Later that year, Keiser began looking at land in Mississippi. And when she came across a five-acre plot with pecan trees, wild blackberries, grapes, persimmons and mulberry trees in Oxford, she fell in love. She bought the land (without telling any immediate friends or family), named it Daffodil Hill Farms and began planning for a life closer to nature.
“This was totally unlike me, but it was something I had to do,” she says. “I didn’t want judgement or people to think I was running away from my problems. I just needed to deal with [the miscarriages] in a private way.”

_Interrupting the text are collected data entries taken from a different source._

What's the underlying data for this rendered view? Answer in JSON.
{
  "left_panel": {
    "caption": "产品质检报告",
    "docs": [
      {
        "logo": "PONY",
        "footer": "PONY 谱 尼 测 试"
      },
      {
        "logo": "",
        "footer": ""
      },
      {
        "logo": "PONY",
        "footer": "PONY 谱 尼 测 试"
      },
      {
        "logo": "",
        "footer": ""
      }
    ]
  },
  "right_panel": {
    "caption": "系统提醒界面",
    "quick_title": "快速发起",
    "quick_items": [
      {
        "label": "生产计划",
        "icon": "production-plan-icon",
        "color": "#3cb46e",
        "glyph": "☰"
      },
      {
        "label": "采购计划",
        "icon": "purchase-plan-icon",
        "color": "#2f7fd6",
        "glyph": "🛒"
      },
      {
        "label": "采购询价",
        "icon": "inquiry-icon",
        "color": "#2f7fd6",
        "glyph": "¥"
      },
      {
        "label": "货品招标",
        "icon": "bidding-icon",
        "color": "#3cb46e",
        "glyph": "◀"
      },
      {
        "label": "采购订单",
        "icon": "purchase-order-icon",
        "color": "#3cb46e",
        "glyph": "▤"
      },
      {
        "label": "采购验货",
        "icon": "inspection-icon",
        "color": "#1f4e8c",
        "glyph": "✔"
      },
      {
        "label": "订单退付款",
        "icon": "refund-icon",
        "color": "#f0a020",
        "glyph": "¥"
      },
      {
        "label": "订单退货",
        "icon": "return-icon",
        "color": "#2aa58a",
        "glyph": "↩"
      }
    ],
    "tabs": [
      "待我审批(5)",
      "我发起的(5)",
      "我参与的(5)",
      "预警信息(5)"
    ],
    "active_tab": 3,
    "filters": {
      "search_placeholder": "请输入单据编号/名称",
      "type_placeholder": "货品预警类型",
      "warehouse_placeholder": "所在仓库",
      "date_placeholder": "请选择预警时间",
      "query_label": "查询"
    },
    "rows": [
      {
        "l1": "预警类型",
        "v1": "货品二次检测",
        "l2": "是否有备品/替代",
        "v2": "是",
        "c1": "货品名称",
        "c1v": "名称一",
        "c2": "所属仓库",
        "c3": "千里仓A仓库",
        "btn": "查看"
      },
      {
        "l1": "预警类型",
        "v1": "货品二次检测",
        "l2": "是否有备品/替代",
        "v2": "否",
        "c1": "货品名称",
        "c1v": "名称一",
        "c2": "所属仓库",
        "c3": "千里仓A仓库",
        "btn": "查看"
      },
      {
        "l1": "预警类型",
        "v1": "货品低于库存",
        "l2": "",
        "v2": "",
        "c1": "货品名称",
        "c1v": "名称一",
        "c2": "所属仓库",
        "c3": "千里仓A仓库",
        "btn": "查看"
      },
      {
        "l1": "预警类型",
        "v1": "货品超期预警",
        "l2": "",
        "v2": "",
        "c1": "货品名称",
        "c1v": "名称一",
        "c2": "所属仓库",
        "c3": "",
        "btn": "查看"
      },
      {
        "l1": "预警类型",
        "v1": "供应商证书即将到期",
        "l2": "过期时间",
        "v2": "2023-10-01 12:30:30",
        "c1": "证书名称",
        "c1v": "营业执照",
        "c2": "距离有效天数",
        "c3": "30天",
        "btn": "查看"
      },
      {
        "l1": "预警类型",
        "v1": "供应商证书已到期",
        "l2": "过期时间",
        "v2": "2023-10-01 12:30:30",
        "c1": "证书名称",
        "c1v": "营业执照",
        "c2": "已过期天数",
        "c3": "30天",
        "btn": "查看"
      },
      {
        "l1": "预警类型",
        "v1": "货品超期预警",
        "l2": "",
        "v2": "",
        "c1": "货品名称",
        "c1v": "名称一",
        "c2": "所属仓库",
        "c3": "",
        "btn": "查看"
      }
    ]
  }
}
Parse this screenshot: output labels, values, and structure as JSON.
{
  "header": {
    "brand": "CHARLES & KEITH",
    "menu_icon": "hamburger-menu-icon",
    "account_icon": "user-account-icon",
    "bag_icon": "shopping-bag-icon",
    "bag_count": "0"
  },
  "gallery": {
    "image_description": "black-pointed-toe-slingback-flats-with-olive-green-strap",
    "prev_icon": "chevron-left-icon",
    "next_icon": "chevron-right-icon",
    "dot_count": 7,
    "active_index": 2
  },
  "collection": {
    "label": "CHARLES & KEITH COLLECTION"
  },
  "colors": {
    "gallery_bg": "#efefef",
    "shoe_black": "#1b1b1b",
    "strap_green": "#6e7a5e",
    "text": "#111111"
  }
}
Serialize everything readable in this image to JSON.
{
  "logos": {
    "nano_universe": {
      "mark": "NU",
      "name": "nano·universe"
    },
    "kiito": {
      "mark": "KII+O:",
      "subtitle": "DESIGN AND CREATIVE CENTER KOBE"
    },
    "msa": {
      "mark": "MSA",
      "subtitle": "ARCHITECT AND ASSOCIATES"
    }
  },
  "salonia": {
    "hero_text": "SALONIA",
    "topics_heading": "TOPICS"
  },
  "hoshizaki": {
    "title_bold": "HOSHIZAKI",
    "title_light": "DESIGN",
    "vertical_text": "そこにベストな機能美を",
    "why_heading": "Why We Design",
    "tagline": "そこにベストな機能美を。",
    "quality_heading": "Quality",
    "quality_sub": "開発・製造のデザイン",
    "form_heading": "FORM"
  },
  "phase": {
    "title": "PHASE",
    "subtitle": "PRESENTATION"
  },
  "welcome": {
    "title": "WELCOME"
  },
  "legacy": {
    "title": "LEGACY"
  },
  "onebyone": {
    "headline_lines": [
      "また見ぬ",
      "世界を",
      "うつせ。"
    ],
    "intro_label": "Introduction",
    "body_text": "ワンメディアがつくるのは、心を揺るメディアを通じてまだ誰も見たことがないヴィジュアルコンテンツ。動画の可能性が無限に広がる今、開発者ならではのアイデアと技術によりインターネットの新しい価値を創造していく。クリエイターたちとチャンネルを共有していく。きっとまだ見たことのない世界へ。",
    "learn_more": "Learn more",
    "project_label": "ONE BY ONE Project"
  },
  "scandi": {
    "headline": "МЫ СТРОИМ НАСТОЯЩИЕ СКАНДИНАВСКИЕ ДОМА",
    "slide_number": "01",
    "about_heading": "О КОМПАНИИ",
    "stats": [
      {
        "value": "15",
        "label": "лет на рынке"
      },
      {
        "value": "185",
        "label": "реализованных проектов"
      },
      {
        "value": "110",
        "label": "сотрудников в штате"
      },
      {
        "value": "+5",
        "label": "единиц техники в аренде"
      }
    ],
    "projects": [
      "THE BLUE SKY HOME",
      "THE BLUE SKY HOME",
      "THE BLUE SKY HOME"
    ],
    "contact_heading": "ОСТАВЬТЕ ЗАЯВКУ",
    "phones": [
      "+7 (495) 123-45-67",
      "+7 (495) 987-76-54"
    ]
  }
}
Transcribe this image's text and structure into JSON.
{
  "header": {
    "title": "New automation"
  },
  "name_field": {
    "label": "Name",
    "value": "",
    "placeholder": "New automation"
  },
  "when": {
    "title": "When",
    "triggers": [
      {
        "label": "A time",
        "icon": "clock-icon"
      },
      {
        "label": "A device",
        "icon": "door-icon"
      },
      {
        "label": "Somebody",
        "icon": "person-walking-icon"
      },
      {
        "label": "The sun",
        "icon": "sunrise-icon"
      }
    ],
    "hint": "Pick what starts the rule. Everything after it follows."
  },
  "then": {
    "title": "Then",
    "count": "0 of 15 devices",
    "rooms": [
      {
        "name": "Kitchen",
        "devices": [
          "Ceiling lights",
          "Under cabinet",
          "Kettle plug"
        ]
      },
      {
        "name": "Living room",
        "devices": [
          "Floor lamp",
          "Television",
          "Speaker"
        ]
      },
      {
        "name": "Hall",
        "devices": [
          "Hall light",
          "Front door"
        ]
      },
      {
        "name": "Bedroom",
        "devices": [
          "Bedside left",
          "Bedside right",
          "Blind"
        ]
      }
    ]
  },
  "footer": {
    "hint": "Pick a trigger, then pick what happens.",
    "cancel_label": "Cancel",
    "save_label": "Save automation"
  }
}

Keiser ordered five chickens to be delivered to Daffodil Hill Farms, and named them Mae Mae, Fiona, Babette, Coco Chanel and Carmen. New to farm life, she scoured YouTube for tutorials on how to raise chickens and spent hours studying proper feeding and care techniques.
“I basically taught myself how to run a farm through online research!” she says. “It was one intimidating moment after another, but I got the hang of it and bought quail, geese, rabbits, ducks and goats.”
Teaching sustainable farming
Keiser now owns around 50 animals total, including goats, geese, dogs, cats, turkeys and chickens. One of her newest additions, a baby goat named Ellie May, is great with kids — especially those with special needs.
“We are training her to become a therapy goat,” she says. “I also have local kids come and learn about hatching eggs, the life cycle on a farm and sustainable farming.”
Keiser has turned her passion for education into a nonprofit educational corporation called Daffodil Hill Farm, which acts as a laboratory for sustainable farming used for instruction and experimenting with different models. The organization was granted official nonprofit status in January.
“It’s a great way to connect with the community and teach kids about farm life,” says Keiser, who still oversees Keiser and Company for the time being, but hopes to run her nonprofit as a full time job. “It’s so rewarding.
“I finally feel at peace, I’m at home with my farm animals, they’ve become my babies and given me an outlet for love and affection.”